Except for the first one, he never hit a bank where he lived. He would travel for miles, stay at a hotel, and do his planning from there. The bank managers were getting furious. He knew this because he never left the area until two days after the job was done. He wanted a newspaper as a souvenir.
A noise sounded from one of his tools. He pulled it out of his pocket and looked at it.
Yep. They set off the motion sensors I put near the back door. They are doing their job. If only I had done mine.
This job had gone wrong. He tried to do it with less surveillance than the other times. He wanted to see if he could do it without preparation. Even the machines had started to bore him. He had wanted more of a challenge. He had gone into the bank expecting it to be like every other bank he had robbed.
I got too cocky. If I had paid attention to what I was doing instead of gloating about the job in my head, I wouldn’t have failed this time. I won’t make that mistake again. I guess I’m a guy who needs to prepare. I’ll settle for that. It’s better than being caught.

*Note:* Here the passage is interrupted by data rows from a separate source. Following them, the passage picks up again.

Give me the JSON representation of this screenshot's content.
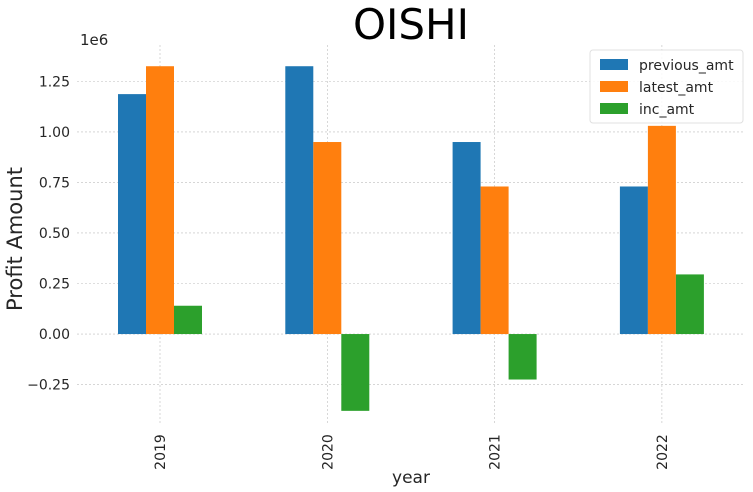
{
  "chart_data": {
    "type": "bar",
    "title": "OISHI",
    "xlabel": "year",
    "ylabel": "Profit Amount",
    "scale_label": "1e6",
    "categories": [
      "2019",
      "2020",
      "2021",
      "2022"
    ],
    "series": [
      {
        "name": "previous_amt",
        "color": "#1f77b4",
        "values": [
          1187000,
          1325000,
          950000,
          730000
        ]
      },
      {
        "name": "latest_amt",
        "color": "#ff7f0e",
        "values": [
          1325000,
          950000,
          730000,
          1030000
        ]
      },
      {
        "name": "inc_amt",
        "color": "#2ca02c",
        "values": [
          140000,
          -380000,
          -225000,
          295000
        ]
      }
    ],
    "yticks": [
      -0.25,
      0.0,
      0.25,
      0.5,
      0.75,
      1.0,
      1.25
    ],
    "ytick_labels": [
      "−0.25",
      "0.00",
      "0.25",
      "0.50",
      "0.75",
      "1.00",
      "1.25"
    ],
    "ylim": [
      -0.45,
      1.43
    ],
    "grid": true,
    "legend_position": "top-right"
  }
}
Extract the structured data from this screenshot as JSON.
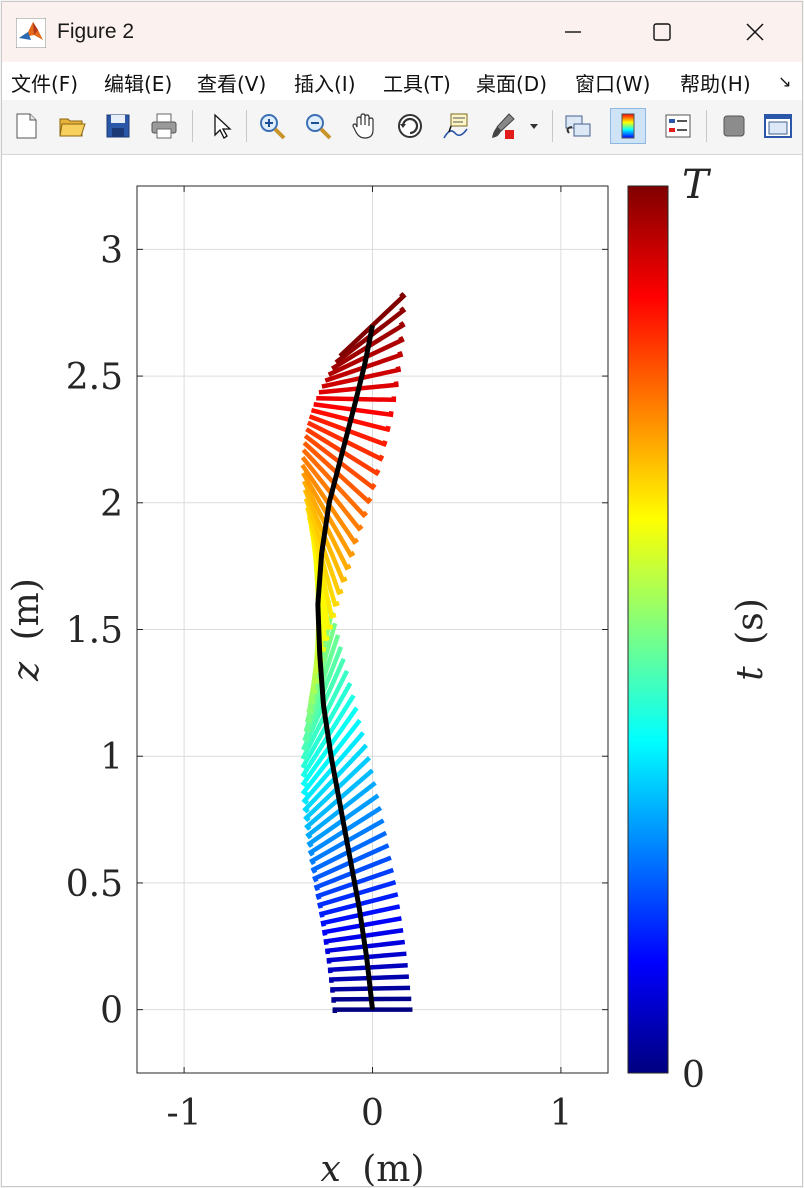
{
  "window": {
    "title": "Figure 2",
    "controls": [
      "minimize-icon",
      "maximize-icon",
      "close-icon"
    ]
  },
  "menu": {
    "items": [
      "文件(F)",
      "编辑(E)",
      "查看(V)",
      "插入(I)",
      "工具(T)",
      "桌面(D)",
      "窗口(W)",
      "帮助(H)"
    ],
    "more": "↘"
  },
  "toolbar": {
    "icons": [
      "new-figure-icon",
      "open-file-icon",
      "save-icon",
      "print-icon",
      "select-arrow-icon",
      "zoom-in-icon",
      "zoom-out-icon",
      "pan-hand-icon",
      "rotate-3d-icon",
      "data-cursor-icon",
      "brush-icon",
      "link-plot-icon",
      "colorbar-icon",
      "legend-icon",
      "hide-plot-tools-icon",
      "show-plot-tools-icon"
    ]
  },
  "chart_data": {
    "type": "line",
    "xlabel_var": "x",
    "xlabel_unit": "(m)",
    "ylabel_var": "z",
    "ylabel_unit": "(m)",
    "xlim": [
      -1.25,
      1.25
    ],
    "ylim": [
      -0.25,
      3.25
    ],
    "xticks": [
      -1,
      0,
      1
    ],
    "xtick_labels": [
      "-1",
      "0",
      "1"
    ],
    "yticks": [
      0,
      0.5,
      1,
      1.5,
      2,
      2.5,
      3
    ],
    "ytick_labels": [
      "0",
      "0.5",
      "1",
      "1.5",
      "2",
      "2.5",
      "3"
    ],
    "grid": true,
    "colormap": "jet",
    "colorbar": {
      "label_var": "t",
      "label_unit": "(s)",
      "top_label": "T",
      "bottom_label": "0"
    },
    "centerline": {
      "color": "#000000",
      "x": [
        0.0,
        -0.03,
        -0.07,
        -0.12,
        -0.17,
        -0.22,
        -0.26,
        -0.28,
        -0.29,
        -0.27,
        -0.23,
        -0.16,
        -0.09,
        -0.04,
        0.0
      ],
      "z": [
        0.0,
        0.2,
        0.4,
        0.6,
        0.8,
        1.0,
        1.2,
        1.4,
        1.6,
        1.8,
        2.0,
        2.2,
        2.4,
        2.55,
        2.7
      ]
    },
    "segments": {
      "count": 66,
      "half_width": 0.2,
      "angle_at_top_deg": 215,
      "angle_note": "segment orientation rotates progressively along height"
    }
  }
}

Matthew Corsair carefully packed up the rest of his gear into a worn black leather backpack. The last item, his trusty keypad breaker, went into its protective case. He slid it into the backpack slowly.
I’ll need to reconfigure you, my friend. Seems keypads have gotten smarter these days.
The keypad at this bank had a backup system installed. The alarm had gone off when his keypad breaker was only half finished with its search for the correct codes. The cops had been slow to respond. He had made it out of the bank before they started showing up. But not before leaving a cardboard silhouette of Steven Seagal standing in the middle of the bank. He had appropriated it from a video store years ago. He always brought insurance.
He turned back towards the cops down the street who were now shouting at the bank. He gave a quick salute and a smile.
I wonder when they’ll figure out they’re shouting at paper. Cops are people. People are easy.
Matthew walked around the corner, put his gear in the trunk of his BMW, and then drove to his hotel which was a block from the local Wal-Mart.